誰もがほしいと感じる傑作とよばれる作品は一点しか存在しないので貴重価値がある。
この一点物の作品が市場において、想像以上に高い評価を受けることがしばしば見受けられる。
この高すぎる評価が持つ危険性については議論されるべきことなのだ。
数多くの作品が存在する中で、人気のある作家の作品であればなんでもよいということはない。
例えばミュージシャンの場合、同じ楽曲やアルバムを何度も聴くことはあっても、その中でも特に心に残る曲は少数であるようなものだ。
同様に、同じ作家の作品でも一部の作品が特に心に刻まれるし、その作品こそが代表作の1点になるのだ。
しかし、作家の1点しかない人気作品をどう扱うかという問題が依然として残っている。オークションで高値がつくと、その価格が市場で公開された指標となり、独り歩きを始める危険があるのだ。
寡頭競争によって高騰した作品の価格が世に出回り、そのニュースが拡散すると、実際の評価以上の価値がついてしまうことになる。これは後の暴落にもつながるため、作家にとっては非常に危険である。
アートとグッズ
最も人気のある作品をどうするかについては、いくつかの方法が考えられる。
例えば、版画作品として複製することと、グッズにすることが挙げられる。
しかし、これまでアーティストがグッズを売ることについて否定的な見解を持つギャラリー関係者が多かった。
その理由は、安価なグッズを作ることで作家の価値が下がり、作家のブランドとしての価値が安っぽくなるという懸念からである。
実際、さほど有名でないアーティストのグッズが売れないという事例は多い。
一方で、先月行われたMika Pikazoの個展では、グッズが5000点も売れるという衝撃的な出来事が起こった。
1万人が来場し、5000点が売れるということは、購入率が約50%に達する。つまり、多くの来場者がアーティストの作ったものを手にして帰ったということであり、美術業界では極めて稀なことである。
国内では美術館の有名な展覧会ではグッズの購入数が多いが、ギャラリーでの来場者の購入率50%という事例は特筆すべきものである。
グッズについては、ある程度の数量が売れないと販売元が赤字になるリスクがあるが、今の時点では1点からでも製作が可能な業者も存在する。

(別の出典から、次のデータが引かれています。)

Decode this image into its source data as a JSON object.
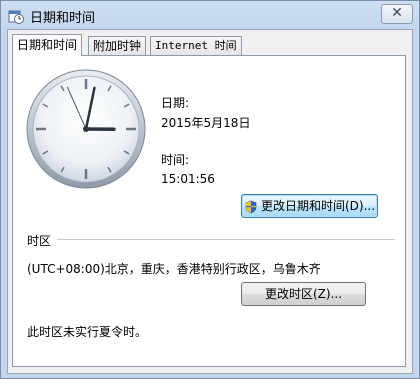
{
  "window": {
    "title": "日期和时间",
    "close_glyph": "✕"
  },
  "tabs": [
    {
      "label": "日期和时间",
      "active": true
    },
    {
      "label": "附加时钟",
      "active": false
    },
    {
      "label": "Internet 时间",
      "active": false
    }
  ],
  "datetime": {
    "date_label": "日期:",
    "date_value": "2015年5月18日",
    "time_label": "时间:",
    "time_value": "15:01:56",
    "change_button": "更改日期和时间(D)..."
  },
  "timezone": {
    "section_label": "时区",
    "value": "(UTC+08:00)北京，重庆，香港特别行政区，乌鲁木齐",
    "change_button": "更改时区(Z)...",
    "dst_note": "此时区未实行夏令时。"
  },
  "clock": {
    "hour": 15,
    "minute": 1,
    "second": 56
  },
  "icons": {
    "title": "calendar-clock-icon",
    "uac": "uac-shield-icon",
    "close": "close-icon"
  },
  "colors": {
    "title_gradient": "#c2d6ee",
    "accent": "#3c7fb1"
  }
}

販売数量に応じて価格を設定すれば、赤字のリスクを軽減することができるのだ。
あくまでグッズは作家の直筆サインがないものであるが、製作段階から作家が監修することで、作品に準ずるイメージのものとなるだろう。
グッズが作品を補完するビジネスになる
これまでアーティストのグッズといえば、村上隆、奈良美智、草間彌生など超有名なアーティスト以外では販売されていないことが多かった。
しかし、これからのアート業界は、作品とグッズの違いをきちんと理解した上で、取り扱うアーティストの作品を少しでも多くの人に知ってもらい、手に取ってもらうために、グッズ展開を進めることが重要な方向性となるだろう。
そうしないとアートの大衆化とそれに応じたファン層の広がりにつながらないのだ。
特に、Mika Pikazoの個展のような成功事例を参考にすることで、グッズ販売がアーティストの価値を損なうことなく、むしろその価値を広める手段となり得るのである。
さらに、アートグッズの販売はアーティストの収入源としても注目されるべきである。従来の作品販売だけではなく、多様なグッズを通じて収益を上げることで、アーティストは経済的にも安定し、創作活動に専念できる環境が整う。
グッズの売上が高まることで、アーティスト自身のブランド価値も向上し、作品の価格にも良い影響を与える可能性がある。
このように、アート業界においては、作品の一点物としての価値を守りつつ、グッズ展開を積極的に行うことで、新たな収益源を確立し、アーティストの創作活動を支援することが求められている。
市場の動向や消費者のニーズを的確に捉え、適切な戦略を立てることで、アートとビジネスのバランスを保ちながら、持続可能な発展を遂げることができるだろう。
以上のように、よい作品の貴重価値を保ちながら、アーティストがその価値を広め、経済的にも成功するためには、グッズ展開という新しい視点を取り入れることが必要不可欠である。
これからのアート業界は、作品とグッズの双方を通じて、アーティストの魅力を最大限に引き出すことが求められるのである。